EDIT: Looks like for Python 3.8+ we're using Celery 5.4.0 but for Python 3.7 it's at 5.2.7. I'll try to reproduce locally and see what happens.

EDIT 2: Just checked the virtual environment that I had used previously to test Python 3.7 and it also has Celery 5.2.7 but runs just fine.

bgunnar5 commented 3 months ago

So looks like a higher sleep time is allowing it to progress further in the processing of the workflow for the new test. Not sure what is taking it so long to process the workflow compared to other python versions. I'll probably just modify the sleep time based on the python version for now.

bgunnar5 commented 3 months ago

@lucpeterson this should be ready to go now

lucpeterson commented 3 months ago

I’m wondering what happens if this is run in —local mode. I’m guessing the chord error still happens in that case, since this is a patch just for redis, right?

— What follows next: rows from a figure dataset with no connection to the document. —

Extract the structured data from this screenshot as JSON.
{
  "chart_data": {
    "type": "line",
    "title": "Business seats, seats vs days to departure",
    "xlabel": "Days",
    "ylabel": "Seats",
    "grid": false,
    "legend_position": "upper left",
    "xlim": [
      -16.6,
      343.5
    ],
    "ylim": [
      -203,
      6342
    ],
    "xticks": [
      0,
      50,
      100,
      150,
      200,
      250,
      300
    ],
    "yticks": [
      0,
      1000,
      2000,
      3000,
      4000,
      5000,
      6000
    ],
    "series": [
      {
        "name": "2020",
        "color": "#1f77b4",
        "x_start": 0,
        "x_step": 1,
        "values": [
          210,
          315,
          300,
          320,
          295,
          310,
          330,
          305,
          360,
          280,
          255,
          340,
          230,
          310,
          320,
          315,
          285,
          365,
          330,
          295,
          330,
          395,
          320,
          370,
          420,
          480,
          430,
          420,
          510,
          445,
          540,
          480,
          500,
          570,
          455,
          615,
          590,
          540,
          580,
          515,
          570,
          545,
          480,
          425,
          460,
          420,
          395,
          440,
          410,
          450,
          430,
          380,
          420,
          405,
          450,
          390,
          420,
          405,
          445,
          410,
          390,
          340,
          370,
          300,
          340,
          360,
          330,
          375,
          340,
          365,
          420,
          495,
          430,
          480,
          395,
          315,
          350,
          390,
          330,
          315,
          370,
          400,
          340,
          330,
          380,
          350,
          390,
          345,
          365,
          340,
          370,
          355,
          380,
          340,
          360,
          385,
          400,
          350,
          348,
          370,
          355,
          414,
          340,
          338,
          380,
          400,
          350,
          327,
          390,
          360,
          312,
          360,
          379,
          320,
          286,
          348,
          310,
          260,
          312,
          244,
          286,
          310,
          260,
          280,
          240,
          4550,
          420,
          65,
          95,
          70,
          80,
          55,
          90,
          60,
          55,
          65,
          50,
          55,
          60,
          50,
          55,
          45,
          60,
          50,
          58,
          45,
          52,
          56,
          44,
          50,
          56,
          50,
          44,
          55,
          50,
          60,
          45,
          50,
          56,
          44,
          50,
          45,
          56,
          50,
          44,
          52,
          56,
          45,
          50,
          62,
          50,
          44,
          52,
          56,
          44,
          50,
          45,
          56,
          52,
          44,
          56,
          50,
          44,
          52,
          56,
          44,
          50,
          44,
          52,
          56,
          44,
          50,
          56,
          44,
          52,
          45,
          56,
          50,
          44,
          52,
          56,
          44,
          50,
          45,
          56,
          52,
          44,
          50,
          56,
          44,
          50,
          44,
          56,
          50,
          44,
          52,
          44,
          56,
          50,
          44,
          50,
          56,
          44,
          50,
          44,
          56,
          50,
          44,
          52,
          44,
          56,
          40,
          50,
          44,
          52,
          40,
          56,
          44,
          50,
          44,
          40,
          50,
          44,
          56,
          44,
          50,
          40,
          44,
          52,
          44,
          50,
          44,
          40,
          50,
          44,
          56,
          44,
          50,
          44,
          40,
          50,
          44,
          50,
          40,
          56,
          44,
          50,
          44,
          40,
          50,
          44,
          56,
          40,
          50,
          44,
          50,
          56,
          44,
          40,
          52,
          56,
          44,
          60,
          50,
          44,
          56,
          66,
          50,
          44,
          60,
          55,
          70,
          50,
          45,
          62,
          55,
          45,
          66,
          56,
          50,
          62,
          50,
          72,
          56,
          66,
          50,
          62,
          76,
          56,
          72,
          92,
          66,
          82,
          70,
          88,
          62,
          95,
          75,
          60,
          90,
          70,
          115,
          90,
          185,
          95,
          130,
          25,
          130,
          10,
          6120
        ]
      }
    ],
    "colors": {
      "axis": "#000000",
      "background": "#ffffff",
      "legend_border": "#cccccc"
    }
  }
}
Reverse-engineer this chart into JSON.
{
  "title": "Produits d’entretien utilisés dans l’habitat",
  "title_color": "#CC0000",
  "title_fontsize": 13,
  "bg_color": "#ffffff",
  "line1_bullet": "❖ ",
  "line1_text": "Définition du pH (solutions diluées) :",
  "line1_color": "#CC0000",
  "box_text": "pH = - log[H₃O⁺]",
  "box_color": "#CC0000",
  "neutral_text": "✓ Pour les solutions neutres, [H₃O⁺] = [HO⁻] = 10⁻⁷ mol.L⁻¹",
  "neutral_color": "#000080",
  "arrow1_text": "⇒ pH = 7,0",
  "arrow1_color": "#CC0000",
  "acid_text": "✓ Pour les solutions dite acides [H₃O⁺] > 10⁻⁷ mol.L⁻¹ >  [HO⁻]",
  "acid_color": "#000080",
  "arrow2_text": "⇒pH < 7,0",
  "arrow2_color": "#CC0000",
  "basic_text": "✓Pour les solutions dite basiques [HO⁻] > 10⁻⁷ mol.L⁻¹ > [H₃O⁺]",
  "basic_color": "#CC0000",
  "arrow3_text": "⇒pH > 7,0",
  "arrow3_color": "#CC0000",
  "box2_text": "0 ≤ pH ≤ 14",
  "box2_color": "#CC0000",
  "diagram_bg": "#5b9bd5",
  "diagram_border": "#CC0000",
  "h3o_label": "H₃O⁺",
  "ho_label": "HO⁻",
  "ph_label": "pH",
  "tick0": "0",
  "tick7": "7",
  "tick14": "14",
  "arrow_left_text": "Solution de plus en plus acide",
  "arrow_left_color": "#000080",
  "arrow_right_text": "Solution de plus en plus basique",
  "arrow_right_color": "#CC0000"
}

bgunnar5 commented 3 months ago

I just tried a run in local mode and it went all the way through the workflow

lucpeterson commented 3 months ago

I just tried a run in local mode and it went all the way through the workflow

If you remove the “fix” does the test fail? Eg j in wonder if there’s a test that’s something like

merlin —no-patch run —local chord_error.yaml -> must fail merlin run —local chord_error.yaml —> success

lucpeterson commented 3 months ago

I just tried a run in local mode and it went all the way through the workflow

If you remove the “fix” does the test fail? Eg j in wonder if there’s a test that’s something like

merlin —no-patch run —local chord_error.yaml -> must fail merlin run —local chord_error.yaml —> success

And if —local is a sufficient test we could get rid of the workers and sleep problem and add this to a local test instead of a distributed test

bgunnar5 commented 3 months ago

So it looks like the local run will pass with or without the patch. However, the distributed run does not so I think we have to keep this sleep business embedded in the test for now. I have another branch that's working on updating the test suite so maybe once I work on that more we can use some of those changes to resolve this.